The state of employee engagement is a severely under-discussed issue IMHO. I've written before (in the context of the importance of bringing people with you through periods of transformation and change) about the stark statistics that show just how poor engagement levels are amongst workers globally. Gallup have famously done some excellent research in this area – for example as recently as late last year finding that only 8% workers in the UK say that they feel engaged or enthusiastic about their work, the rest being either not engaged (73%) or worse, actively disengaged (19%) (figures for other countries are not much better).
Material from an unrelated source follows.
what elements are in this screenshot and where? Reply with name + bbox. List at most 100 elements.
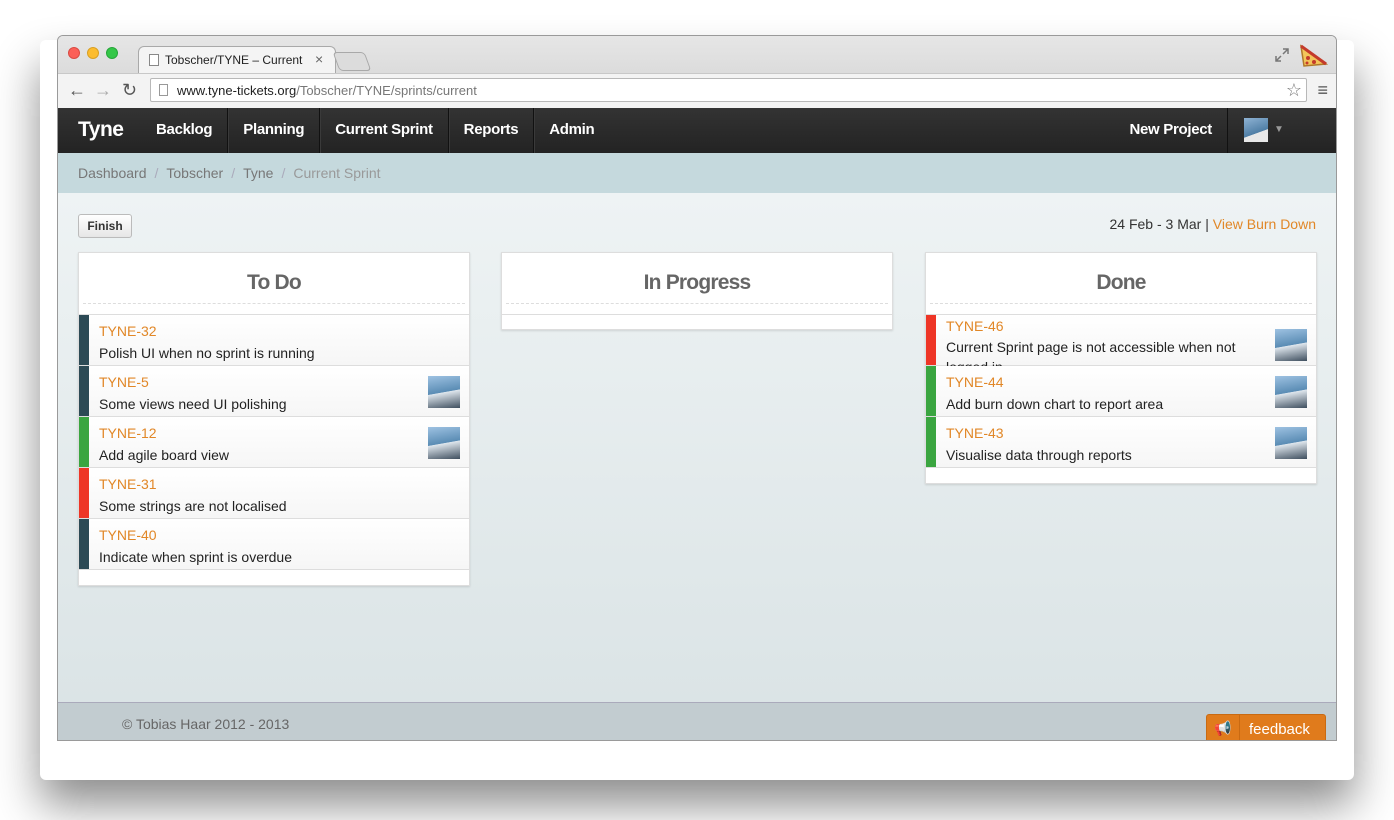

My sense is that whilst there are no doubt issues at every level through organisations, it is often middle-managers who face unique challenges that can lead to disengagement and there are some revealing (but slightly depressing) statistics in this article that would seem to support that. One study quoted in the piece sourced data from 320,000 employees from multiple organisations and analysed those that scored in the bottom 5% when it came to engagement and commitment. Rather than being comprised of those employees that were the poorest performers, they found that this group were most commonly educated mid-level managers who had actually had a decent appraisal in their last performance review.
There's likely multiple reasons for this but in my experience a good part of it is down to the reality how middle-managers spend their time. Juggling pressures and commitments from all sides (bosses, peers, team) can easily lead to a surfeit of meetings, email, and other admin tasks which may feel necessary at the time but actually cumulatively impact time spent leading (or indeed thinking) and individually contribute little meaningful progress in the achievement of key priorities or goals. Teresa Amabile's research in this area has shown just how powerful such progress can be in supporting employee engagement and motivation:
‘Of all the things that can boost emotions, motivation, and perceptions during a workday, the single most important is making progress in meaningful work. And the more frequently people experience that sense of progress, the more likely they are to be creatively productive in the long run.’
Similarly that treadmill feeling that comes with repetitive tasks or cycles, or the inability to control ones own time as it gets sucked into seemingly low value activities can create huge frustration. The lack of autonomy and continuous learning that characterises most hierarchically-driven environments only adds to this.
The article suggests that technology is a significant part of the answer but whilst technology can help, I think it's only ever part of the answer. The reality is that much of these frustrations are generated from behavioural and cultural norms that have built up over a long time. And the only way to change habits is to break them one-by-one. Challenge the defaults. Stop compiling that report that you suspect few people read and see if anyone notices. Question whether you need a meeting at all and if you do, have a rule that meetings should be 15 minutes by default. Protect time in your diary for thinking or non-admin tasks. Start saying no.
Creating space is not a luxury – it's essential to not only organisational fitness and sustainability, but the engagement, productivity and dare-I-say-it sanity of those critical people in the middle.